The data set of a population-based longitudinal study was analyzed. Anthropometric and biochemical data were collected for 5364 subjects (aged 25–95 years) during a period of 1998–2001. Among those individuals, 3032 subjects were interviewed and reexamined at the second survey from 2003 to 2004. Then the standardized prevalences for overweight and obesity were calculated using baseline data; the possible contributing factors of overweight and obesity were detected using binary logistic regression analysis; and the changes of BMI were evaluated after an average of 3.6-year follow-up period.
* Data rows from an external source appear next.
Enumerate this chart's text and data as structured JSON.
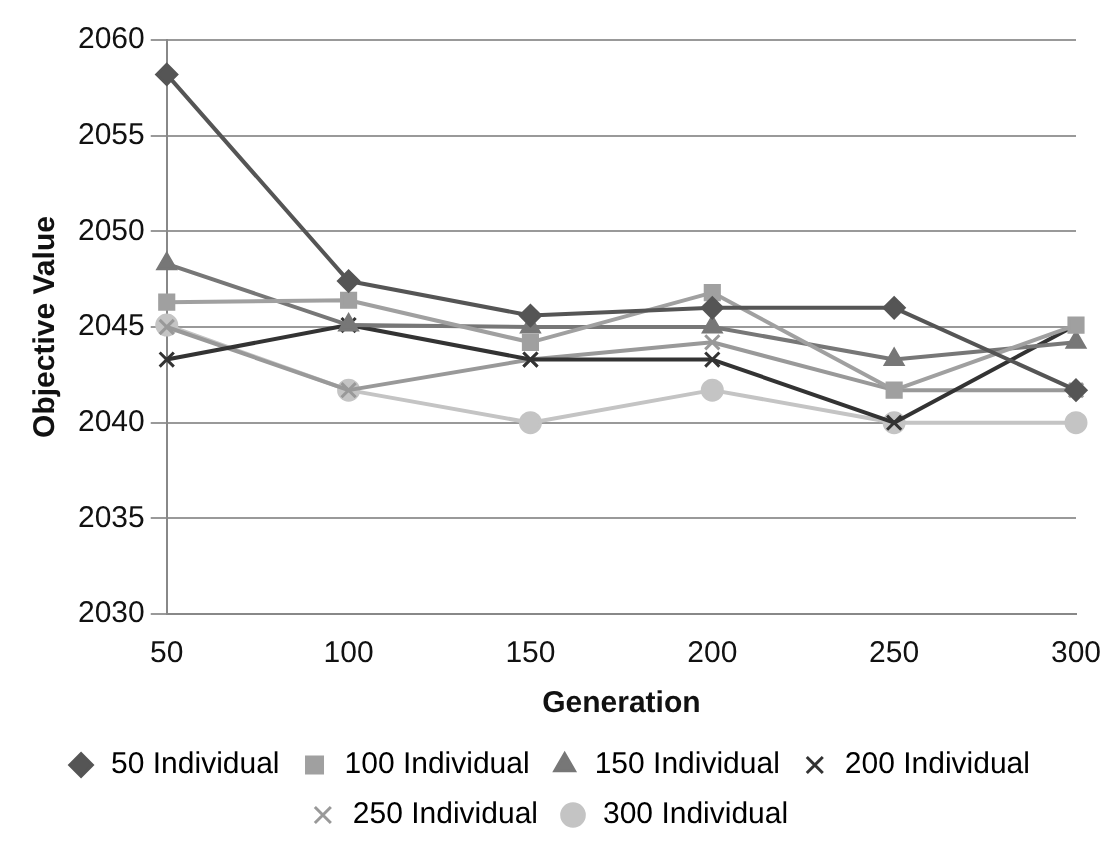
{
  "chart_data": {
    "type": "line",
    "xlabel": "Generation",
    "ylabel": "Objective Value",
    "categories": [
      "50",
      "100",
      "150",
      "200",
      "250",
      "300"
    ],
    "ylim": [
      2030,
      2060
    ],
    "yticks": [
      2030,
      2035,
      2040,
      2045,
      2050,
      2055,
      2060
    ],
    "grid": "y",
    "legend": "bottom",
    "line_style": "solid",
    "series": [
      {
        "name": "50 Individual",
        "color": "#555555",
        "marker": "diamond",
        "values": [
          2058.2,
          2047.4,
          2045.6,
          2046,
          2046,
          2041.7
        ]
      },
      {
        "name": "100 Individual",
        "color": "#a0a0a0",
        "marker": "square",
        "values": [
          2046.3,
          2046.4,
          2044.2,
          2046.8,
          2041.7,
          2045.1
        ]
      },
      {
        "name": "150 Individual",
        "color": "#777777",
        "marker": "triangle",
        "values": [
          2048.3,
          2045.1,
          2045,
          2045,
          2043.3,
          2044.2
        ]
      },
      {
        "name": "200 Individual",
        "color": "#333333",
        "marker": "cross",
        "values": [
          2043.3,
          2045.1,
          2043.3,
          2043.3,
          2040,
          2045.1
        ]
      },
      {
        "name": "250 Individual",
        "color": "#999999",
        "marker": "cross",
        "values": [
          2045,
          2041.7,
          2043.3,
          2044.2,
          2041.7,
          2041.7
        ]
      },
      {
        "name": "300 Individual",
        "color": "#c4c4c4",
        "marker": "circle",
        "values": [
          2045.1,
          2041.7,
          2040,
          2041.7,
          2040,
          2040
        ]
      }
    ]
  }
}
(1) According to the WHO standard and the Chinese standard, the sex- and age-standardized prevalences were 27.5% and 32.4% for overweight, and 3.7% and 9.1% for obesity, respectively. (2) The risks of overweight and obesity differed among different age groups. Family history of obesity increased the risk of overweight and obesity by about 1.2-fold for both genders. Current male smokers had a lower risk of overweight and obesity (OR = 0.76, p < 0.05) than nonsmokers. In contrast, current male drinkers had a higher risk of overweight and obesity (OR = 1.42, p < 0.05) than nondrinkers. Compared with low-educated women, medium- and high- educated women were at lower risk of overweight and obesity, and the corresponding ORs (95% CIs) were 0.64 (0.52–0.79) and 0.50(0.36–0.68), respectively. (3) The annual changes of BMI means ranged from an increase of 0.1 kg/m2 to a decrease of 0.2 kg/m2 (by genders and age groups). Meanwhile, the BMI increase was statistically significant in the 35–44 years age group, and the BMI decrease was significant above 65 years for both genders.
This study showed high prevalence of overweight and obesity in Shanghai metropolis populations. The risk factors of overweight and obesity were multifactorial and gender specific. After 3.6 years, BMI means changed slightly, BMI increased mainly in middle-aged individuals and decreased in old individuals.